Maurice Manning’s poetry in his 2010 collection “The Common Man” is an invitation to converse with the unique voices of his rustic Kentucky home. Manning uses each poem as an opportunity to narrate a single tale. But beyond merely relating events, his narrators sing of themselves, their concrete personalities and manners, and their relationships to their neighbors, the natural world, and the Divine.
Reading these poems can feel like a face-to-face encounter with a fully-realized persona that tugs on your ear or wafts across a fire. The collection’s combination of conspiratorial, illicit, or legendarily scandalous activities with philosophizing creates a marvelous friction. For instance, the first poem begins with a swig of moonshine that provokes reflection on family, place, and storytelling. In poems like “That Durned Ole Via Negativa,” metaphysical and Kentuckian worlds collide as an audibly uneducated, ungrammatical speaker meditates on the transience of a painful world: “You can’t say naw / without the trickle of a smile. / … / Down in / that gloomy sadness always is / a hope.… My, / but we’re in a lonesome country now. / I wonder if we ever leave it? / We could say yeah, but wouldn’t we / be wiser if we stuck it out / with naw.”
The voices’ unpracticed air lends them a real quality. The narrators hesitate, reconsider, digress, and distract themselves, all the while revealing the significance each moment they relate has represented in their own stories. As Manning’s opening poem concludes, “This was the first time I heard the story / I was born to tell. The first time I knew / That I was in the story too.”

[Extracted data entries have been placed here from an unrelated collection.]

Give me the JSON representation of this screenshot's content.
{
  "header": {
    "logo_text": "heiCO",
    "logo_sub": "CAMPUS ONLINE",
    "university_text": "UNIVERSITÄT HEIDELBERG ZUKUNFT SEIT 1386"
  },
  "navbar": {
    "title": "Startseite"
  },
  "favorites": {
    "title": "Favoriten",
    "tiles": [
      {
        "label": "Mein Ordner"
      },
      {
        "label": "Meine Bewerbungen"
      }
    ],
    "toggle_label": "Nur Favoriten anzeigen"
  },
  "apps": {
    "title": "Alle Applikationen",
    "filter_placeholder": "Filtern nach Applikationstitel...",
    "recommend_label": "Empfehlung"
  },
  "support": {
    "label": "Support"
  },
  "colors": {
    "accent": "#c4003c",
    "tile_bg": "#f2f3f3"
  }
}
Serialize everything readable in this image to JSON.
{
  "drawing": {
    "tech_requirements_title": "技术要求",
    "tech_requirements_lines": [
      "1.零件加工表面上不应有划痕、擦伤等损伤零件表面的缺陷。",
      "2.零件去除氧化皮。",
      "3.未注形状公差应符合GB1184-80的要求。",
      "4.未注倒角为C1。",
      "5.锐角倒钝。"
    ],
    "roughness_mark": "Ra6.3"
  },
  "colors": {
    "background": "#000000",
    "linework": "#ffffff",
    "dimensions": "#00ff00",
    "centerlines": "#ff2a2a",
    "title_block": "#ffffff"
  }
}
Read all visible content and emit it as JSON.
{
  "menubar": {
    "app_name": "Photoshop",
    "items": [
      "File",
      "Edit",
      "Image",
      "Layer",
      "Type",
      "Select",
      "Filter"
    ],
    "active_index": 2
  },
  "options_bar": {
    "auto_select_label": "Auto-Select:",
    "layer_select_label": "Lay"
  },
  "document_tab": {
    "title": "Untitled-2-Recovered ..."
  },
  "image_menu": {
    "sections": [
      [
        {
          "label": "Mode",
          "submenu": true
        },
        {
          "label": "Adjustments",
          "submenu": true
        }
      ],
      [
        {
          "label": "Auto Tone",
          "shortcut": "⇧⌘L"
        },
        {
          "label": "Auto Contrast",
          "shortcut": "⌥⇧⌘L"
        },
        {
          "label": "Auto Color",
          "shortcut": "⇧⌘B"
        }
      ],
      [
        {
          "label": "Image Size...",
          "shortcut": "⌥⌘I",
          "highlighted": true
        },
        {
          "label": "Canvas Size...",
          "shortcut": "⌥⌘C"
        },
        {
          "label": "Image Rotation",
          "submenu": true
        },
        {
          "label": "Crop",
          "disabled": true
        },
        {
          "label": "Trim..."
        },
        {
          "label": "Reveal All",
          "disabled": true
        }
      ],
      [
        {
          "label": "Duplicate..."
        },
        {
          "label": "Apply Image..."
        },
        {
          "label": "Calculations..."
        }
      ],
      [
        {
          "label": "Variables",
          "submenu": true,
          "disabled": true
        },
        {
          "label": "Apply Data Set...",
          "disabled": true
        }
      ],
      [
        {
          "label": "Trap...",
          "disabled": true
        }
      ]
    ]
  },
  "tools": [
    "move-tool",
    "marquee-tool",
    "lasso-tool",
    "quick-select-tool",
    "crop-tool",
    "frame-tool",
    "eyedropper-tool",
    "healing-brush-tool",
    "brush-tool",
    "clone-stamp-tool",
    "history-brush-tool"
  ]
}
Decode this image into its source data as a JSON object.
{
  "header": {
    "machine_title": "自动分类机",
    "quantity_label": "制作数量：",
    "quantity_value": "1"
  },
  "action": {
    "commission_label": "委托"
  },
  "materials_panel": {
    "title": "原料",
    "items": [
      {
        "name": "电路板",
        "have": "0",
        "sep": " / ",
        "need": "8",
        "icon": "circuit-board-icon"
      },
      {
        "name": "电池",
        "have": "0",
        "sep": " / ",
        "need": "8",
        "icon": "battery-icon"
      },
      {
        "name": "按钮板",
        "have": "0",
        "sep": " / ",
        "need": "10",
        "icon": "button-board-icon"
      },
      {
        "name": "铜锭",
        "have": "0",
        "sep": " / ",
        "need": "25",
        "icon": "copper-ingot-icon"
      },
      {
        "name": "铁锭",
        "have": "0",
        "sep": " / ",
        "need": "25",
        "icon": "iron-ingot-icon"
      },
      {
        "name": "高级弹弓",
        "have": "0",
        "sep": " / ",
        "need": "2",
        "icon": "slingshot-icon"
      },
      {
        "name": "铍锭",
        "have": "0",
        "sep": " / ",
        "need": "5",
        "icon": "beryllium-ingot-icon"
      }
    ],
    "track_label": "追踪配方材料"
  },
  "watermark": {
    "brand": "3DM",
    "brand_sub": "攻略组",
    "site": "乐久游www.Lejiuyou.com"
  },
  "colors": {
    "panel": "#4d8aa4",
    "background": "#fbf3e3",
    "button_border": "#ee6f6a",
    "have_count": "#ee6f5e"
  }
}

The idioms, myths, and settings of Manning’s native countryside furnish each poem with a purposeful definition that makes the tales accessible
and immediate, giving access to the personal and communal history of Manning’s Kentucky childhood. These are poems best read out loud, and slowly, in a group. Solitary reading can make the narratives feel repetitive and forgettable, however evocative on their own.
Many of Manning’s poems are about the natural world and about God, betraying the poet’s confessed inspiration from Gerard Manley Hopkins. Poems such as “Prayer to God my God in a Time of Desolation” are addressed through the narrator’s complicated relationship with a remote God, who bears questions and accusations drawn from the struggle of the prayer-giver to understand himself as he was created. Others are honest and comic tales of country life retold by their more bookish, but sympathetic, hearer, whose literary titles might sometimes contrast with his subject matter — for example, “The Old Clodhopper’s Aubade” or “Ars Poetica Shaggy and Brown.”
More of Manning’s personality is revealed in meditations on animals, which take special significance for anxious narrators more at home among farmstock than with their broken or fragile relations with neighbors and family.
The unpretentious verse of “The Common Man” is no excuse for Manning to avoid reflection on perennial poetic subjects, and the accessibility of his rhythmic couplets means this collection is easy to recommend to lovers of poetry.